The plane was just one of the dozen or more that flew to the eastern city of Van. It was early Saturday morning, and in the aircraft, a buzzing mixture of people: Turks, Kurds, Armenians, journalists, priests and academics.
The Armenians, the majority of the passengers, came from various corners of the world. Some had flown by night flights via İstanbul or Vienna, reaching here from Armenia proper. The air was of a meet and greet, and talk came easily.
I met an old friend, from the Armenian community in İstanbul. I had not seen her for a long time. She was visibly sad when she saw me. “He should have been with us, now,” she said. The missing person was our mutual friend, the patriarch of İstanbul, Mesrob II, who has been gravely ill, incommunicado for months. “It was his dream,” she said, with tears in her eyes.
Indeed. I had first heard about the miserable state of the Church of the Holy Cross, known as Akdamar, from him years and years ago. He wanted it to be restored and opened for prayers, as much as he wanted the tiny, historic Silk Road bridge between Kars province and Armenia rebuilt. Both as symbolic gestures, small in size, but huge in impact, and to accelerate reconciliation and peace.
Thanks to efforts from various sides and institutions, and after a series of hurdles, Van finally witnessed an historic event. A thousand years of history has seen again the light of today, and the Armenians, sharers of these lands with others, were in tears while praying on the island, after a horrid period of darkness, for memory and forgiveness. It was more than a little step, to say the least.
The people of Van had anticipated with great excitement the idea that people would visit their city in great numbers, taking the event as a pretext, and experience their well-known hospitality. Fewer than expected arrived, mainly due to problems with the preparation work concerning the cross.
Overall, the restoration attracted praise. The work conducted inside and outside the church was meticulous. However, when it came to the cross, it was a complicated story.

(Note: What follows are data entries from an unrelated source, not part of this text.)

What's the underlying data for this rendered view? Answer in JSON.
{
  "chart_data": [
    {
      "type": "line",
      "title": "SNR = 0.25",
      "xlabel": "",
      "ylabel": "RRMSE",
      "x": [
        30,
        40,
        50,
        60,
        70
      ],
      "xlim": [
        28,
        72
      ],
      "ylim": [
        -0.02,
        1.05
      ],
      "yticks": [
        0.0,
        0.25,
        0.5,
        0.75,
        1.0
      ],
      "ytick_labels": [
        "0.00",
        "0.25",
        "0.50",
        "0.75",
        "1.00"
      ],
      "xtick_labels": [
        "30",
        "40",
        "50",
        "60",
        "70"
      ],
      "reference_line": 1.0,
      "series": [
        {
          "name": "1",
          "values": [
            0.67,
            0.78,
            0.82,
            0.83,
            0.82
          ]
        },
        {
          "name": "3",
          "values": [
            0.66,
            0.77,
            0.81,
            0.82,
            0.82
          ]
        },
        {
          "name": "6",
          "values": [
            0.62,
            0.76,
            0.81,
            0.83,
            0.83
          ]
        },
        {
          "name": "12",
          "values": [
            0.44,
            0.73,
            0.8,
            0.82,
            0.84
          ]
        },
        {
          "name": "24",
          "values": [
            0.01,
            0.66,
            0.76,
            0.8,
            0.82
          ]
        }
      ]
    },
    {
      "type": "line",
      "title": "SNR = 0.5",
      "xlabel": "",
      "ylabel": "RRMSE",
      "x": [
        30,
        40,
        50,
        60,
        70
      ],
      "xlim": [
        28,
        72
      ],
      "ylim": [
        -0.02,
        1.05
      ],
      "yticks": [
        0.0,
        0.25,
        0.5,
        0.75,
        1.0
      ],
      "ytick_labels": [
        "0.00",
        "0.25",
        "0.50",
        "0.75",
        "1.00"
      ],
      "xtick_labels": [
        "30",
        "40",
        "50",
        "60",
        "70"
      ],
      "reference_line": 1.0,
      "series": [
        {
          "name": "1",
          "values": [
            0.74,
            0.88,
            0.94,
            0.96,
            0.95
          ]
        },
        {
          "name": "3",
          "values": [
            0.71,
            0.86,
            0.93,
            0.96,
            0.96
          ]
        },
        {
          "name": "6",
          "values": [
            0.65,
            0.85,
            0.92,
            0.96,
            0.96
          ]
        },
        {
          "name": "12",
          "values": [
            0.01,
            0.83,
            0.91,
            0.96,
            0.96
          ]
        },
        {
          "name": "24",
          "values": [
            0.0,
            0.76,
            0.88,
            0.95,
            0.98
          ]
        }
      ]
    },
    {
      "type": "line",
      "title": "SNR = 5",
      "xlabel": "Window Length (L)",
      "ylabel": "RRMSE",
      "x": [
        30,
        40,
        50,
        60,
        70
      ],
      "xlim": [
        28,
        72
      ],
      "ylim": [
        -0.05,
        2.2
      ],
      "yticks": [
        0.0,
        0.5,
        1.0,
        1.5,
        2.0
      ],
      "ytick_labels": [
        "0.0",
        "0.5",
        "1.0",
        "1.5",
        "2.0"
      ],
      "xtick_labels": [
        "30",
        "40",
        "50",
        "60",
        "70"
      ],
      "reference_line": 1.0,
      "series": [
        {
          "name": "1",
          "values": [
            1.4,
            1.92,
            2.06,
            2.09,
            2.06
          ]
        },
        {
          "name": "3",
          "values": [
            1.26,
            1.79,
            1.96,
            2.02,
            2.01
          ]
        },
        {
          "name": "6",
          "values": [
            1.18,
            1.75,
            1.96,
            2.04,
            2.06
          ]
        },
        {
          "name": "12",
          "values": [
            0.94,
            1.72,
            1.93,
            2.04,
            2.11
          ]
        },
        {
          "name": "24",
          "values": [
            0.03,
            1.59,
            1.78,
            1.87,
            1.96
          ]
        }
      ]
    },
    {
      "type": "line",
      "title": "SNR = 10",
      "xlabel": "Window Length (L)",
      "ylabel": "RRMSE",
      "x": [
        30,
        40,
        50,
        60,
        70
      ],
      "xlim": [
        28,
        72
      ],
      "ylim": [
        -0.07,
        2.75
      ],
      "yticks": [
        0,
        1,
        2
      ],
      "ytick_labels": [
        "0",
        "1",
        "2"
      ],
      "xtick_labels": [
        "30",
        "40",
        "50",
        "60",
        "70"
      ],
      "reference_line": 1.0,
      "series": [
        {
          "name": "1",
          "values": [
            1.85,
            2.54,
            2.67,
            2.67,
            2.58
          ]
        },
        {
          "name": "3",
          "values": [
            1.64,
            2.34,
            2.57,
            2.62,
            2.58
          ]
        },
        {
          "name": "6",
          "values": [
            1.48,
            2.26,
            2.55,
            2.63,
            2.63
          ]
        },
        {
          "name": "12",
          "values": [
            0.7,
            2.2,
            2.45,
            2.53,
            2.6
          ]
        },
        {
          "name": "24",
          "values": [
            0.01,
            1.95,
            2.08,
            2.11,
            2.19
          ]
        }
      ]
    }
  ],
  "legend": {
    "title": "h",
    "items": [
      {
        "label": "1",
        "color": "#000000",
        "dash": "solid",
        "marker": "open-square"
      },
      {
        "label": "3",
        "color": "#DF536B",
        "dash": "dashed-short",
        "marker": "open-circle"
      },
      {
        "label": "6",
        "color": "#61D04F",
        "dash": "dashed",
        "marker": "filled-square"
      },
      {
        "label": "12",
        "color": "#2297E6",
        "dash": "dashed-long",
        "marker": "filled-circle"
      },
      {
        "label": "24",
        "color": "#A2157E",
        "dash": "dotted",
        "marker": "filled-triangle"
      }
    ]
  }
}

“Well, my brother, what can I say? It is a church, so it should have a cross, is that correct? Can a church be complete without it? No!” Zahir Kandaşoğlu, the dynamic chairman of Van Chamber of Trade and Commerce, and a prominent figure from one of the province’s most powerful Kurdish tribes, reacts with open frustration that the cross could not be placed on top of the building for the ceremony. He is the driving force for opening the Armenian border, only two-and-a-half hours away, and he tells me funny stories about how the local Kurds changed their minds in favor of restoring the Armenian heritage, realizing how important it is for Van to open up to the world. “Before, those Kurds out there would refuse to talk to you if you had mentioned these issues,” he said. “Now they are all for it.”
He visited Yerevan, some months ago, with a big delegation from Van. He says after the visit he became fiercely involved in “getting the cross installed on top.” He even paid for a builder from Armenia to do it, but there were problems with the “paperwork.” He complains that the authorities were not as eager as him.
We visit the governor as a tiny group of journalists. A soft-spoken man, he does not hide his opinion that the opening of the Armenian border is vital and urgent. What happened with the cross, then? Everything went smoothly with the restoration, and at a later stage, even with producing a cross, which was done under the supervision of the patriarchate in İstanbul, and sent to his office. But, at the last minute it was discovered that the restoration project, which involved an assortment of state, church, academia and institutions, local and abroad, did not include the part with the cross. It was not considered, nor mentioned. So, says the governor, when the building was restored, the construction was not strong enough to support the cross, which was no longer than 1.5 meters long and no heavier than some 50 kilos.
So, it lies there, at the building, unable to be unified with it. Not at the moment. It prevented some visitors from joining the ceremony -- the symbolism of the cross was strong enough for some of them to create pretexts not to do so, for some others a continuing suspicion prevailed about the genuine intentions of Ankara.
Meanwhile, thousands attended the moving ceremony, under unusually blue and beautiful skies, full of promises of a future of peace and reconciliation, and they did not seem to mind that not everything was in place. It was the notion of moving ahead, albeit with small steps, that mattered to them.